The KA-01 mission saw Amazon and launch provider United Launch Alliance (ULA) deploy 27 satellites into Low Earth Orbit (LEO) in the first of at least 90 launches deploying its planned constellation of 3,236 satellites.

Before the launch, Project Kuiper VP Rajeev Badyal said: “We’ve done extensive testing on the ground to prepare for this first mission, but there are some things you can only learn in flight, and this will be the first time we’ve flown our final satellite design.”

Following the ULA managed launch and deployment sequence, control of the satellites was handed back to Kuiper’s ground team, which will now oversee the orbit-raising process to move the satellites from their deployment altitude at 450km to their assigned orbit at 630km.

While Kuiper launched its first two prototype satellites in 2023, both were “deorbited” after successful tests, including an end-to-end test of Amazon’s proposed data network.

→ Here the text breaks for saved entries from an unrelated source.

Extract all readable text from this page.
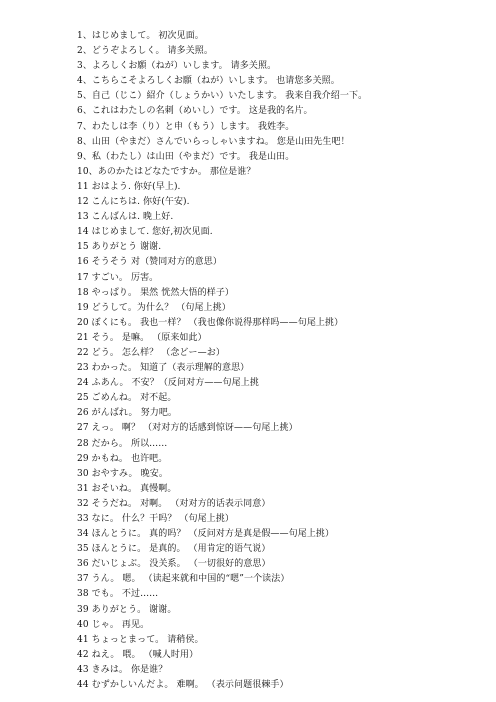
1、はじめまして。 初次见面。
2、どうぞよろしく。 请多关照。
3、よろしくお願（ねが）いします。 请多关照。
4、こちらこそよろしくお願（ねが）いします。 也请您多关照。
5、自己（じこ）紹介（しょうかい）いたします。 我来自我介绍一下。
6、これはわたしの名刺（めいし）です。 这是我的名片。
7、わたしは李（り）と申（もう）します。 我姓李。
8、山田（やまだ）さんでいらっしゃいますね。 您是山田先生吧！
9、私（わたし）は山田（やまだ）です。 我是山田。
10、あのかたはどなたですか。 那位是谁？
11 おはよう. 你好(早上).
12 こんにちは. 你好(午安).
13 こんばんは. 晚上好.
14 はじめまして. 您好,初次见面.
15 ありがとう 谢谢.
16 そうそう 对（赞同对方的意思）
17 すごい。 厉害。
18 やっぱり。 果然 恍然大悟的样子）
19 どうして。为什么？ （句尾上挑）
20 ぼくにも。 我也一样？ （我也像你说得那样吗——句尾上挑）
21 そう。 是嘛。 （原来如此）
22 どう。 怎么样？ （念どー—お）
23 わかった。 知道了（表示理解的意思）
24 ふあん。 不安？（反问对方——句尾上挑
25 ごめんね。 对不起。
26 がんばれ。 努力吧。
27 えっ。 啊？ （对对方的话感到惊讶——句尾上挑）
28 だから。 所以……
29 かもね。 也许吧。
30 おやすみ。 晚安。
31 おそいね。 真慢啊。
32 そうだね。 对啊。 （对对方的话表示同意）
33 なに。 什么？干吗？ （句尾上挑）
34 ほんとうに。 真的吗？ （反问对方是真是假——句尾上挑）
35 ほんとうに。 是真的。 （用肯定的语气说）
36 だいじょぶ。 没关系。 （一切很好的意思）
37 うん。 嗯。 （读起来就和中国的“嗯”一个读法）
38 でも。 不过……
39 ありがとう。 谢谢。
40 じゃ。 再见。
41 ちょっとまって。 请稍侯。
42 ねえ。 喂。 （喊人时用）
43 きみは。 你是谁？
44 むずかしいんだよ。 难啊。 （表示问题很棘手）
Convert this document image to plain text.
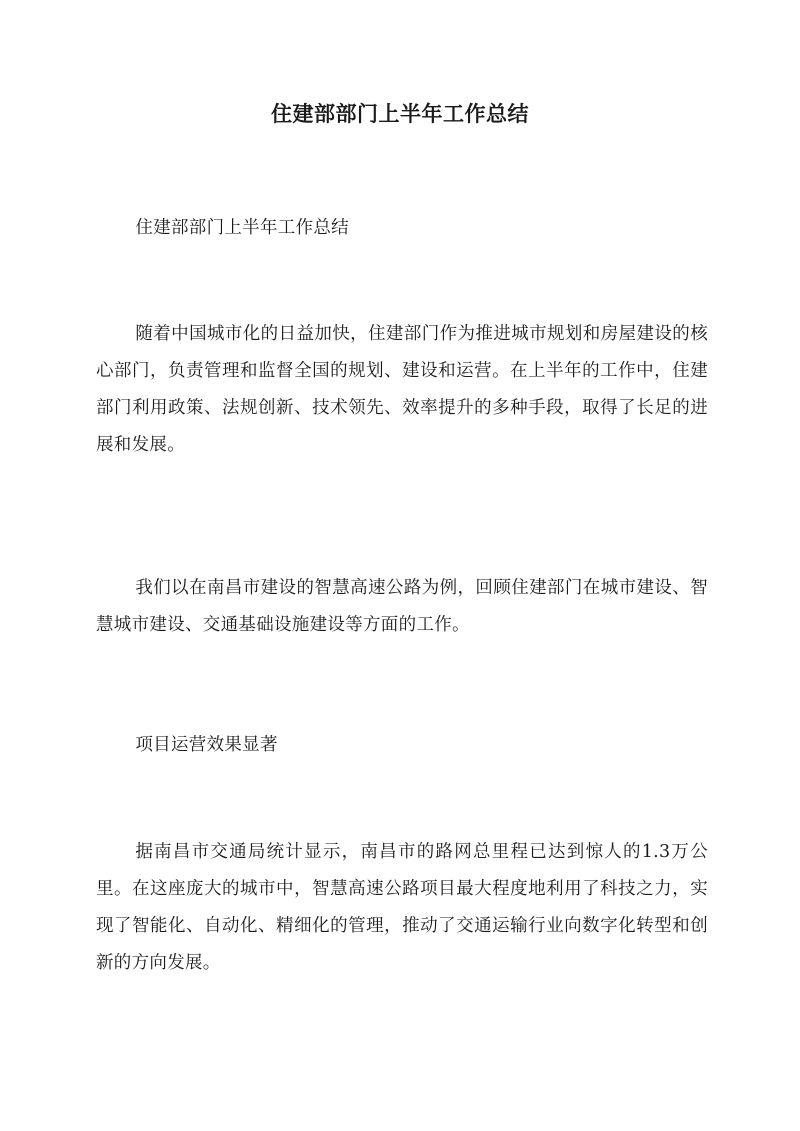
住建部部门上半年工作总结
住建部部门上半年工作总结
随着中国城市化的日益加快，住建部门作为推进城市规划和房屋建设的核心部门，负责管理和监督全国的规划、建设和运营。在上半年的工作中，住建部门利用政策、法规创新、技术领先、效率提升的多种手段，取得了长足的进展和发展。
我们以在南昌市建设的智慧高速公路为例，回顾住建部门在城市建设、智慧城市建设、交通基础设施建设等方面的工作。
项目运营效果显著
据南昌市交通局统计显示，南昌市的路网总里程已达到惊人的1.3万公里。在这座庞大的城市中，智慧高速公路项目最大程度地利用了科技之力，实现了智能化、自动化、精细化的管理，推动了交通运输行业向数字化转型和创新的方向发展。
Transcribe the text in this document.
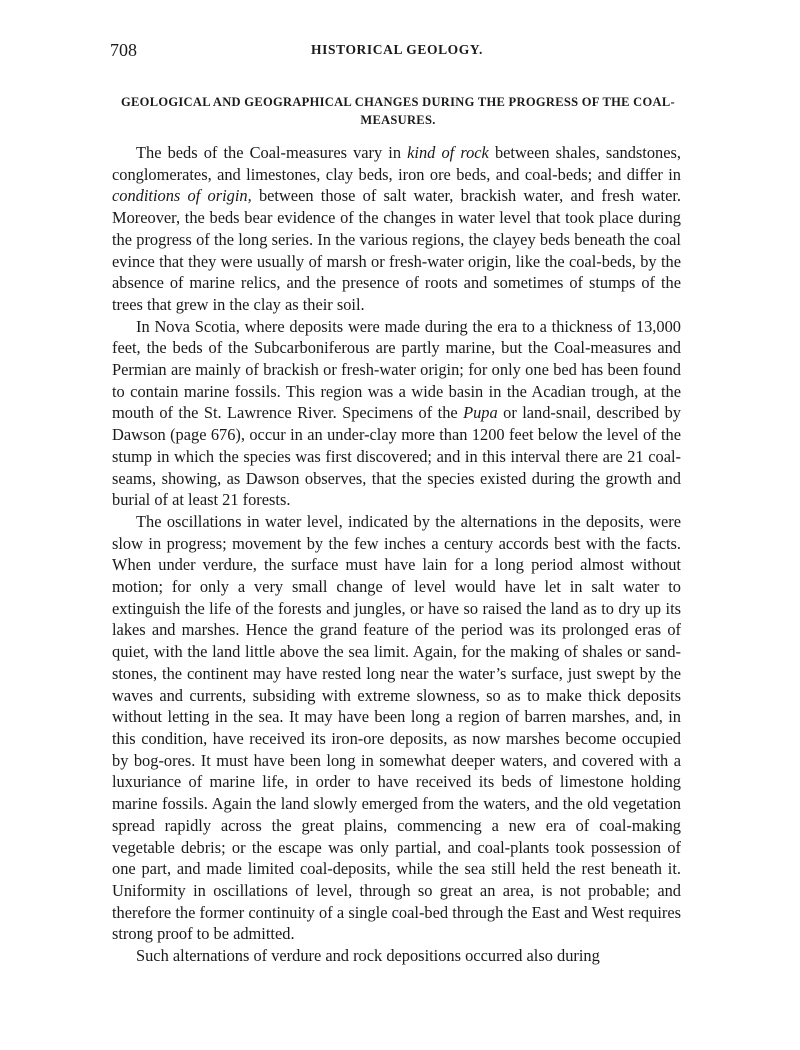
708	HISTORICAL GEOLOGY.
GEOLOGICAL AND GEOGRAPHICAL CHANGES DURING THE PROGRESS OF THE COAL-MEASURES.

The beds of the Coal-measures vary in kind of rock between shales, sandstones, conglomerates, and limestones, clay beds, iron ore beds, and coal-beds; and differ in conditions of origin, between those of salt water, brackish water, and fresh water. Moreover, the beds bear evidence of the changes in water level that took place during the progress of the long series. In the various regions, the clayey beds beneath the coal evince that they were usually of marsh or fresh-water origin, like the coal-beds, by the absence of marine relics, and the presence of roots and sometimes of stumps of the trees that grew in the clay as their soil.

In Nova Scotia, where deposits were made during the era to a thickness of 13,000 feet, the beds of the Subcarboniferous are partly marine, but the Coal-measures and Permian are mainly of brackish or fresh-water origin; for only one bed has been found to contain marine fossils. This region was a wide basin in the Acadian trough, at the mouth of the St. Lawrence River. Specimens of the Pupa or land-snail, described by Dawson (page 676), occur in an under-clay more than 1200 feet below the level of the stump in which the species was first discovered; and in this interval there are 21 coal-seams, showing, as Dawson observes, that the species existed during the growth and burial of at least 21 forests.

The oscillations in water level, indicated by the alternations in the deposits, were slow in progress; movement by the few inches a century accords best with the facts. When under verdure, the surface must have lain for a long period almost without motion; for only a very small change of level would have let in salt water to extinguish the life of the forests and jungles, or have so raised the land as to dry up its lakes and marshes. Hence the grand feature of the period was its prolonged eras of quiet, with the land little above the sea limit. Again, for the making of shales or sandstones, the continent may have rested long near the water’s surface, just swept by the waves and currents, subsiding with extreme slowness, so as to make thick deposits without letting in the sea. It may have been long a region of barren marshes, and, in this condition, have received its iron-ore deposits, as now marshes become occupied by bog-ores. It must have been long in somewhat deeper waters, and covered with a luxuriance of marine life, in order to have received its beds of limestone holding marine fossils. Again the land slowly emerged from the waters, and the old vegetation spread rapidly across the great plains, commencing a new era of coal-making vegetable debris; or the escape was only partial, and coal-plants took possession of one part, and made limited coal-deposits, while the sea still held the rest beneath it. Uniformity in oscillations of level, through so great an area, is not probable; and therefore the former continuity of a single coal-bed through the East and West requires strong proof to be admitted.

Such alternations of verdure and rock depositions occurred also during
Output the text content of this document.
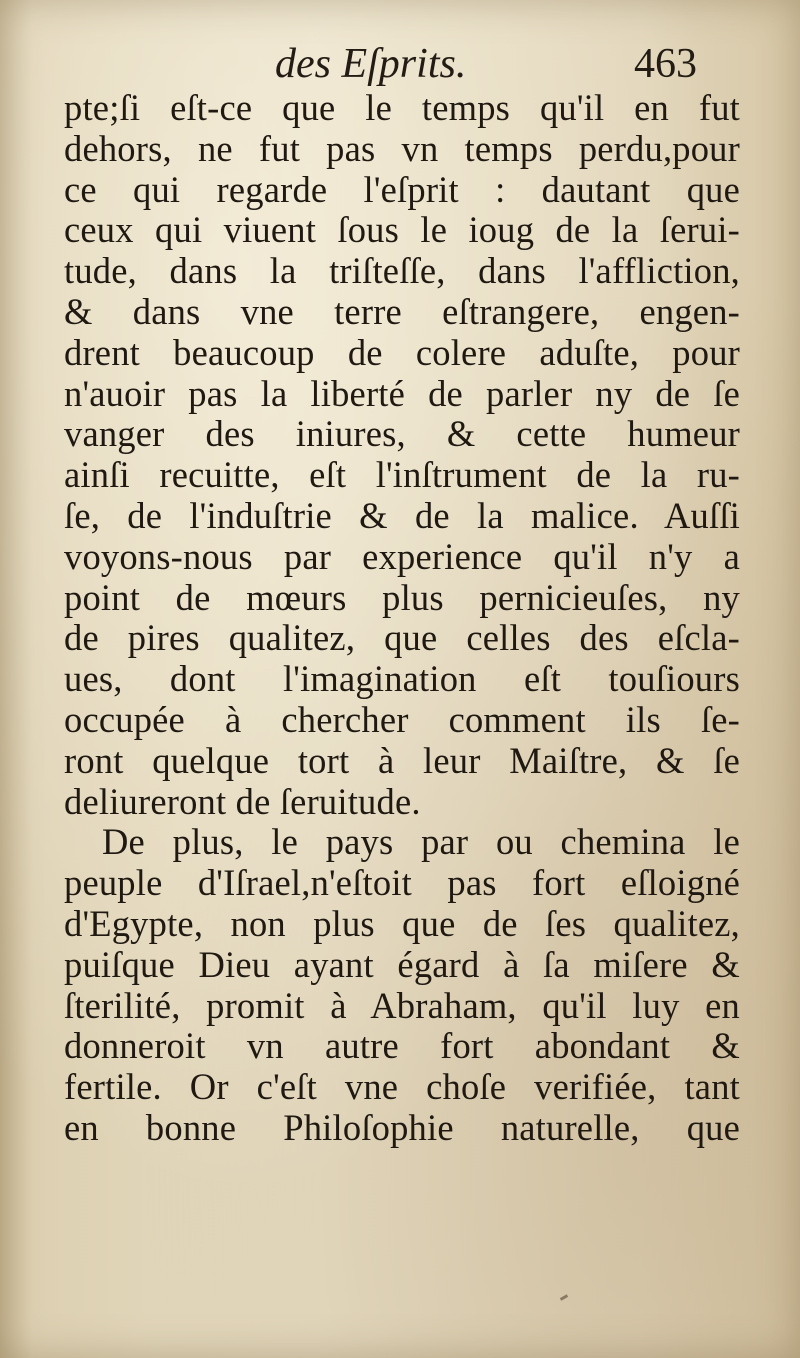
des Eſprits.	463
pte;ſi eſt-ce que le temps qu'il en fut
dehors, ne fut pas vn temps perdu,pour
ce qui regarde l'eſprit : dautant que
ceux qui viuent ſous le ioug de la ſerui-
tude, dans la triſteſſe, dans l'affliction,
& dans vne terre eſtrangere, engen-
drent beaucoup de colere aduſte, pour
n'auoir pas la liberté de parler ny de ſe
vanger des iniures, & cette humeur
ainſi recuitte, eſt l'inſtrument de la ru-
ſe, de l'induſtrie & de la malice. Auſſi
voyons-nous par experience qu'il n'y a
point de mœurs plus pernicieuſes, ny
de pires qualitez, que celles des eſcla-
ues, dont l'imagination eſt touſiours
occupée à chercher comment ils ſe-
ront quelque tort à leur Maiſtre, & ſe
deliureront de ſeruitude.
De plus, le pays par ou chemina le
peuple d'Iſrael,n'eſtoit pas fort eſloigné
d'Egypte, non plus que de ſes qualitez,
puiſque Dieu ayant égard à ſa miſere &
ſterilité, promit à Abraham, qu'il luy en
donneroit vn autre fort abondant &
fertile. Or c'eſt vne choſe verifiée, tant
en bonne Philoſophie naturelle, que
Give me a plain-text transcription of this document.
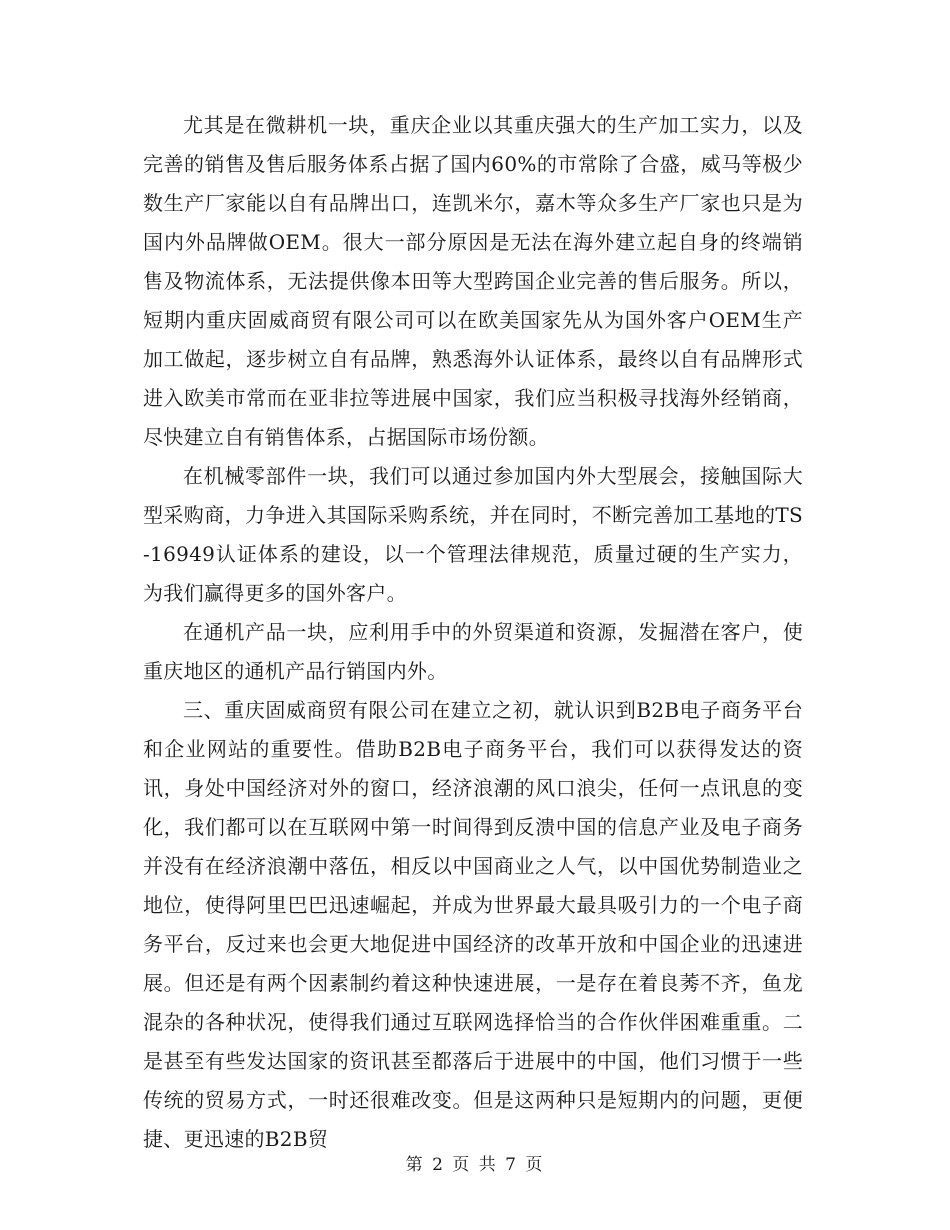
尤其是在微耕机一块，重庆企业以其重庆强大的生产加工实力，以及完善的销售及售后服务体系占据了国内60%的市常除了合盛，威马等极少数生产厂家能以自有品牌出口，连凯米尔，嘉木等众多生产厂家也只是为国内外品牌做OEM。很大一部分原因是无法在海外建立起自身的终端销售及物流体系，无法提供像本田等大型跨国企业完善的售后服务。所以，短期内重庆固威商贸有限公司可以在欧美国家先从为国外客户OEM生产加工做起，逐步树立自有品牌，熟悉海外认证体系，最终以自有品牌形式进入欧美市常而在亚非拉等进展中国家，我们应当积极寻找海外经销商，尽快建立自有销售体系，占据国际市场份额。

在机械零部件一块，我们可以通过参加国内外大型展会，接触国际大型采购商，力争进入其国际采购系统，并在同时，不断完善加工基地的TS-16949认证体系的建设，以一个管理法律规范，质量过硬的生产实力，为我们赢得更多的国外客户。

在通机产品一块，应利用手中的外贸渠道和资源，发掘潜在客户，使重庆地区的通机产品行销国内外。

三、重庆固威商贸有限公司在建立之初，就认识到B2B电子商务平台和企业网站的重要性。借助B2B电子商务平台，我们可以获得发达的资讯，身处中国经济对外的窗口，经济浪潮的风口浪尖，任何一点讯息的变化，我们都可以在互联网中第一时间得到反溃中国的信息产业及电子商务并没有在经济浪潮中落伍，相反以中国商业之人气，以中国优势制造业之地位，使得阿里巴巴迅速崛起，并成为世界最大最具吸引力的一个电子商务平台，反过来也会更大地促进中国经济的改革开放和中国企业的迅速进展。但还是有两个因素制约着这种快速进展，一是存在着良莠不齐，鱼龙混杂的各种状况，使得我们通过互联网选择恰当的合作伙伴困难重重。二是甚至有些发达国家的资讯甚至都落后于进展中的中国，他们习惯于一些传统的贸易方式，一时还很难改变。但是这两种只是短期内的问题，更便捷、更迅速的B2B贸

第 2 页 共 7 页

The network will use the existing web of AWS ground stations to route internet up to the satellites and then back down to customer terminal antennas, which it is currently marketing to those living and working in hard to reach places.

AWS currently offers “ground station as a service” solutions to satellite companies, boasting a fully AWS-powered experience for satellite communications, data processing and fibre low latency network connections.

After previously expecting its first launch in 2024, Kuiper will be relieved to have seen ULA’s Atlas V rocket complete the first of nine missions for the company ahead of its retirement, after which the Amazon subsidiary has contracted ULA’s new Vulcan Centaur rocket for another 38 launches.

The Kuiper satellites are built at its specially constructed facility in Kirkland, Washington and will be processed in a facility at the Kennedy Space Centre. Alongside ULA, Kuiper also has launch contracts with Europe’s Arianespace, rival SpaceX, and, unsurprisingly, the Jeff Bezos owned Blue Origin.

As per its license with the US FCC, Kuiper is required to launch at least half of its planned network by July 30 2026 and all remaining satellites by July 20 2019.

Exploding demand

Project Kuiper is one of many taking advantage of a boom in demand for internet satellite connectivity, as highlighted by Joanna Darlington, chief communications officer at European operator Eutelsat.

In an earlier conversation she told The Stack: “The demand for satellite connectivity is exploding … because satellites today can do things that they couldn't do in the past for airlines.

“And if we look ahead, think of connected cars, of trains, of internet connectivity everywhere, which is what people increasingly want. And most of that is being driven by LEO [networks].

While some Starlink customers have become nervous about Elon Musk's power over the company in recent months, the billionaire recently threatened to pull Starlink from Ukraine, Darlington warned anyone nervous about satellite sovereignty would not be appeased by Amazon's efforts.

Ever so slightly showing her European bias, she said: "If you're a bit sniffy about buying American, then that's not going to solve your problem."